An early phase of environmental effects on galaxy properties unveiled by near-infrared spectroscopy of protocluster galaxies at z>2

TL;DR

This study uses near-infrared spectroscopy to explore how environment influences galaxy properties at high redshift, revealing that protocluster galaxies are more metal-rich and exhibit higher excitation than field galaxies, indicating environmental effects on galaxy evolution.

Contribution

It provides new insights into environmental impacts on galaxy metallicities and excitation levels at z>2, highlighting differences between protocluster and field galaxies.

Findings

Protocluster galaxies show higher gaseous metallicities than field galaxies at similar stellar masses.

High excitation levels in protocluster galaxies may be driven by high sSFRs and lower metallicities.

The environmental impact on the mass-metallicity relation increases with redshift.

Abstract

This work presents the results from our near-infrared spectroscopy of narrow-band selected H$\alpha$ emitters (HAEs) in two rich over-densities (PKS 1138-262 at $z=2.2$ and USS 1558-003 at $z=2.5$) with the Multi-Object Infrared Camera and Spectrograph (MOIRCS) on the Subaru telescope.
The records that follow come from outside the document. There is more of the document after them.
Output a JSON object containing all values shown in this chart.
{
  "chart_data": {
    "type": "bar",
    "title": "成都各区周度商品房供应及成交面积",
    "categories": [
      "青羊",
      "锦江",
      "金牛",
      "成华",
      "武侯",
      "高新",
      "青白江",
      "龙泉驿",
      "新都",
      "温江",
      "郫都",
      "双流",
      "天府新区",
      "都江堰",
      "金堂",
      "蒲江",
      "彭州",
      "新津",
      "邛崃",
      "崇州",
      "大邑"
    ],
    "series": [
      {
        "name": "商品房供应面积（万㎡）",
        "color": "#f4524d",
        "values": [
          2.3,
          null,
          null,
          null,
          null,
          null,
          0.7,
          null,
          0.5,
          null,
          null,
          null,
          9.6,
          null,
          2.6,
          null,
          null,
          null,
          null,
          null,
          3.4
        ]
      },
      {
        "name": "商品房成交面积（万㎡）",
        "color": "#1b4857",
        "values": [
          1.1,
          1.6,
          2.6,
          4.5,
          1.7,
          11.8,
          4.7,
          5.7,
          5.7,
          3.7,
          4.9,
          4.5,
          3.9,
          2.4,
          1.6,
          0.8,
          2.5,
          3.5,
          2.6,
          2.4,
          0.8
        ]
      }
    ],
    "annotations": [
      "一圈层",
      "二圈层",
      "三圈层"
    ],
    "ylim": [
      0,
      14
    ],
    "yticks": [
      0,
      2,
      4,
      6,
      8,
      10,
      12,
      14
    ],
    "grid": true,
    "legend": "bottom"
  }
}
These protoclusters are promising candidates for the most massive class of galaxy clusters seen today (Paper I). The confirmed HAEs in the protoclusters at $z>2$ show high excitation levels as characterized by much higher [OIII]/H$\beta$ or [OIII]/H$\alpha$ line ratios than those of general galaxies at low-$z$. Such a high excitation level may not only be driven by high specific star formation rates (sSFRs) and lower gaseous metallicities, but also be contributed by some other effects. We investigate the environmental dependence of gaseous metallicities by comparing the HAEs in the protoclusters with those in the general field at similar redshifts. We find that the gaseous metallicities of protocluster galaxies are more chemically enriched than those of field galaxies at a given stellar mass in the range of M$_\star\lesssim10^{11}$ M$_\odot$. This can be attributed to many processes, such as intrinsic (or nature) effects, external (or nurture) effects, and/or some systematic sampling effects. We also find that the offset of the mass-metallicity relation in dense environment becomes larger at higher redshifts. This can be naturally understood by the fact that the in/out-flow rates in star forming galaxies are much higher at higher redshifts. Therefore the environmental dependence of such "feeding" and "feedback" mechanisms in galaxy formation are probably playing major roles in producing the offset of the mass-metallicity relation for the protocluster galaxies at $z>2$.